Seu celular recebe cobranças financeiras e objetos cênicos são retirados por funcionários. Canções dão voz aos que insistem no projeto enquanto a iluminação ameaça cair pela conta de luz pendente.
São vulnerabilidades do fazer teatral que dividem o palco com atores de diferentes idades -com direito à participação da atriz Dulce Muniz, 77, militante política presa em 1970 e ex-membro do Teatro de Arena- e dão continuidade a conflitos não resolvidos pela redemocratização.
"Gosto de chamar minhas peças de 'ato-espetáculos' e trabalhar com uma linguagem sempre adaptada ao seu momento histórico, típica do teatro épico. No caso do 'Grito', esse título nos veio em aula como uma metáfora muito forte. Eu não conhecia o texto e encontrei uma forma de buscar um encontro entre a Teatro do Osso e aquela época", diz o diretor da montagem, Rogério Tarifa.

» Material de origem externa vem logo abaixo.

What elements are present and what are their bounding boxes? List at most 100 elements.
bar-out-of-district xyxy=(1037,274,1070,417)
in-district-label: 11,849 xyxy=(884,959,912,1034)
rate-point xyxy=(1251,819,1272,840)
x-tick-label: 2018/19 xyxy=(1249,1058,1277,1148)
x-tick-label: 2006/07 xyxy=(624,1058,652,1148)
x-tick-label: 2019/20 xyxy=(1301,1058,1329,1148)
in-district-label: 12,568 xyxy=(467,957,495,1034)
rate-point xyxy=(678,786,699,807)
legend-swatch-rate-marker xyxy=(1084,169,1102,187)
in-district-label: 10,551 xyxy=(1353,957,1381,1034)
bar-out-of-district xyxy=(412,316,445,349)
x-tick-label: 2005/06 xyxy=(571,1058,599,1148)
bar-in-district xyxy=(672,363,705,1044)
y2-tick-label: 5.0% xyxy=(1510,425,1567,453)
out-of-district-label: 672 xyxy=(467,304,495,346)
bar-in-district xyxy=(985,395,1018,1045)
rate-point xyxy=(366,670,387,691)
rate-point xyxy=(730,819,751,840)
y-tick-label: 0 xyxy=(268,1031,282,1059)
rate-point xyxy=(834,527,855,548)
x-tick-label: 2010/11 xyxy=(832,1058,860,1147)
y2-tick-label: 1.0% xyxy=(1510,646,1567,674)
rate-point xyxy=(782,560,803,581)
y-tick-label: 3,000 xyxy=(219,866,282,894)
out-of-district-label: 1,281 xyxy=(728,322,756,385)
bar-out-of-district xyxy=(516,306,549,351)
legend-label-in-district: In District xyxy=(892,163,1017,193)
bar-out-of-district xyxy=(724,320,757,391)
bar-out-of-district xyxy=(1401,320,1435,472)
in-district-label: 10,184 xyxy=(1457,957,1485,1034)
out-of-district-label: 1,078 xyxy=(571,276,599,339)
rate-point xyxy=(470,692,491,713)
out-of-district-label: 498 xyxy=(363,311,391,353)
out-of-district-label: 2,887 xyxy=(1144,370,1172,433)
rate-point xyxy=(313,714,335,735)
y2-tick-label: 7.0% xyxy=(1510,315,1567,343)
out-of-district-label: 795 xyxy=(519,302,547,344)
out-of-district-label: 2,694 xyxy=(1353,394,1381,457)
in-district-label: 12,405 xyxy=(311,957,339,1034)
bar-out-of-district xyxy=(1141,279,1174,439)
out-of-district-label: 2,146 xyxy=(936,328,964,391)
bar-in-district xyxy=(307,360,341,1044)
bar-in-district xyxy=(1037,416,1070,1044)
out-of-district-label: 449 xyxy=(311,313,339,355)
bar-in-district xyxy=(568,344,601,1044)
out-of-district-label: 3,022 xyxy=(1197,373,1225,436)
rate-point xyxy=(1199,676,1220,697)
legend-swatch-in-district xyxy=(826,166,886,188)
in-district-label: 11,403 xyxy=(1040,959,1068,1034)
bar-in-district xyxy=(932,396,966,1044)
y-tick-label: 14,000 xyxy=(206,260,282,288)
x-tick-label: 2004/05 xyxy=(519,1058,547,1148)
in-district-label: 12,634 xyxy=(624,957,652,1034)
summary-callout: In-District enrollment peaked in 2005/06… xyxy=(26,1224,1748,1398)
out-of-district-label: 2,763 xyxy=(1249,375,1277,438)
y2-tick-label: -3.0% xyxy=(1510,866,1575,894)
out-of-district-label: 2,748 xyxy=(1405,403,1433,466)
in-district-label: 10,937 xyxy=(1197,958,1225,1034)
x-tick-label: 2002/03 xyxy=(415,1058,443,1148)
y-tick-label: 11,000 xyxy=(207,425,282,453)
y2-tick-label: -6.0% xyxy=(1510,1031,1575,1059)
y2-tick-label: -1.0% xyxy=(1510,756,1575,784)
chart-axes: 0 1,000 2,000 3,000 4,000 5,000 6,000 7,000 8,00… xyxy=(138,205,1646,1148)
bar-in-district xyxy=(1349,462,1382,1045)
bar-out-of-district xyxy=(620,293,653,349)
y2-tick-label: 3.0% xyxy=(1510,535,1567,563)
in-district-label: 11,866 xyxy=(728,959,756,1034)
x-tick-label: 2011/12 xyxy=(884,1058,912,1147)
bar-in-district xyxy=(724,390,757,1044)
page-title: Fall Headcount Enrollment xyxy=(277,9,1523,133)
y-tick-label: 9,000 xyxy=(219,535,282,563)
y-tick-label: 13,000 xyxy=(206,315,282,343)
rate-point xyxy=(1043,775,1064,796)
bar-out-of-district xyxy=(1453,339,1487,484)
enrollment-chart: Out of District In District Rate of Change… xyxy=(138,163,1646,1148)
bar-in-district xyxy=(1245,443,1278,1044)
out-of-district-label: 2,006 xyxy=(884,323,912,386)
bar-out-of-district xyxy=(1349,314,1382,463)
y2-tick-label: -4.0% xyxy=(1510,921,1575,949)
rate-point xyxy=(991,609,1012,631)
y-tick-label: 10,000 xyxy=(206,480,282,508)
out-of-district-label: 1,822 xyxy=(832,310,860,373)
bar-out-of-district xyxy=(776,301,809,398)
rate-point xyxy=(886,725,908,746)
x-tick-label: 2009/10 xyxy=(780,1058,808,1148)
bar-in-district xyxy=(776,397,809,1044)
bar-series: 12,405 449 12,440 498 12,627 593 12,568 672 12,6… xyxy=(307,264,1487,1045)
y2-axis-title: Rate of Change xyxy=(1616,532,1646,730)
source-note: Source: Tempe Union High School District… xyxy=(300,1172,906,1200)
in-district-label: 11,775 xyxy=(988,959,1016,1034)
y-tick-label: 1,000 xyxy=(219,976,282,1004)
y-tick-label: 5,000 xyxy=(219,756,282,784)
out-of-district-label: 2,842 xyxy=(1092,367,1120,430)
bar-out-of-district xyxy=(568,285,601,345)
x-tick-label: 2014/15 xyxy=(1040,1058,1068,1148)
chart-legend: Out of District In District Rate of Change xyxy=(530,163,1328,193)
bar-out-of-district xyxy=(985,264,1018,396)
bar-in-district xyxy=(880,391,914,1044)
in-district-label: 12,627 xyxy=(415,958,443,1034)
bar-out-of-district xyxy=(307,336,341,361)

Ele vive o Guarnieri da cena de abertura e permanece como observador e espécie de mentor espiritual. Tarifa fala sobre a importância da montagem feita pela companhia de Othon Bastos, em 1973, e menciona uma entrevista entre o ator e sua equipe como elemento chave das pesquisas -documentadas em uma exposição virtual no site da companhia- para a nova versão.
"Othon foi muito generoso. Ele pediu que o texto original fosse visto como um roteiro. 'Vocês precisam atualizá-lo para os dias de hoje. Não tentem repetir a peça que fizemos", diz o diretor.
Imagens projetadas sobre o fundo exibem manifestações estudantis e trechos de outras montagens. Cartazes em protesto relembram figuras como os artistas Abdias Nascimento, Heleny Guariba e a socióloga Marielle Franco. São memórias de outro tempo que se inscrevem no presente e reforçam o exercício metalinguístico sobre identidade e luta.
Em 2025, a reimaginação do "Grito" encontra a polifonia de um coro de múltiplas origens e realidades. Além de agregar aos cantos ou assessorar as decisões do coletivo, suas histórias individuais também tem peso. Inseridos às músicas e outras situações dramáticas, os integrantes encontram passagens para falar de si. Eles resgatam um recurso presente já nas primeiras versões da peça: as entrevistas.
A artista sul-africana Nduduzo Siba compartilha sua visão de liberdade. Ela explica como o racismo e anos de uma prisão injustiçada lhe fizeram repensar a vida e entona um canto em língua natal.
Em outra ocasião, Rommaní Carvalho se afasta da banda -sempre presente no cenário- com acordeão em mãos e toma a dianteira do palco. A atriz trans fala sobre os desafios da criação em família religiosa e diz estar frustrada por ainda ter que batalhar por sua natureza.
"Num tempo em que falar se tornou uma bobagem, este manifesto teatral firma um compromisso com seu público. Em uma época em que a tecnologia permite discursos tão desrespeitosos, conseguimos fazer homenagens e resgatar aspectos da nossa história e personalidade. Estamos convidando o espectador a se expressar", diz Muniz.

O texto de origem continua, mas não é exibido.